What is the neutrino framework
It is a Guice-based dependency injection framework for apache spark and is designed to relieve the serialization work of development. More specifically, it will handle the serialization/deserialization work for the DI-generated objects automatically during the process of object transmission and checkpoint recovery.
Example:
Here is a simple example (just filter a event stream based on redis data):
trait EventFilter[T] {
def filter(t: T): Boolean
}
// The RedisEventFilter class depends on JedisCommands directly,
// and doesn't extend `java.io.Serializable` interface.
class RedisEventFilter @Inject()(jedis: JedisCommands)
extends EventFilter[ClickEvent] {
override def filter(e: ClickEvent): Boolean = {
// filter logic based on redis
}
}
/* create injector */
val injector = ...
val eventFilter = injector.instance[EventFilter[ClickEvent]]
val eventStream: DStream[ClickEvent] = ...
eventStream.filter(e => eventFilter.filter(e))
Here is how to config the bindings:
class FilterModule(redisConfig: RedisConfig) extends SparkModule {
override def configure(): Unit = {
// the magic is here
// The method `withSerializableProxy` will generate a proxy
// extending `EventFilter` and `java.io.Serializable` interfaces with Scala macro.
// The module must extend `SparkModule` or `SparkPrivateModule` to get it
bind[EventFilter[ClickEvent]].withSerializableProxy
.to[RedisEventFilter].in[SingletonScope]
}
}
With neutrino, the RedisEventFilter
doesn't even care about serialization problem. Every thing just works like in a single JVM.

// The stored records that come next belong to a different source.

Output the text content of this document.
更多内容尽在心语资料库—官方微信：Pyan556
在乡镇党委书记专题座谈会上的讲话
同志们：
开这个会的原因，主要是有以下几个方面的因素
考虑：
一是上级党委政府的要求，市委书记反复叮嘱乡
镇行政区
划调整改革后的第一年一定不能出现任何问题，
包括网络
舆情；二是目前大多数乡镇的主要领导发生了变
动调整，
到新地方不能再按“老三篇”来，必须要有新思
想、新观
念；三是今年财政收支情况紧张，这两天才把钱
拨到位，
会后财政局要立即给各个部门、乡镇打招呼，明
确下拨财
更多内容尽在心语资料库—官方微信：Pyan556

How does it handle the serialization problem internally
As we know, to adopt the DI framework, we need to first build a dependency graph first, which describes the dependency relationship between various types. Guice uses Module API to build the graph while the Spring framework uses XML files or annotations.
The neutrino is built based on Guice framework, and of course, builds the dependency graph with the guice module API. It doesn't only keep the graph in the driver, but also has the same graph running on every executor.
In the dependency graph, some nodes may generate objects which may be passed to the executors, and neutrino framework would assign unique ids to these nodes. As every JVM have the same graph, the graph on each JVM have the same node id set.
In the example above, the neutrino generates a proxy class which extends the EventFilter
. The proxy instance holds the node id in the graph, which will be passed to the executors to find the node in the graph and recreate the instance and all its dependencies accordingly.
Other features
Scopes
Since we have a graph on every executor, the object lifetime/scope on executors can be controlled with neutrino, which is impossible for classic DI method.
The neutrino also provides some utility scope, such as singleton per JVM, StreamingBatch scope.
Key object injection
Some key spark objects such as SparkContext, StreamingContext are also injectable.
For details, please refer to the neutrino readme file.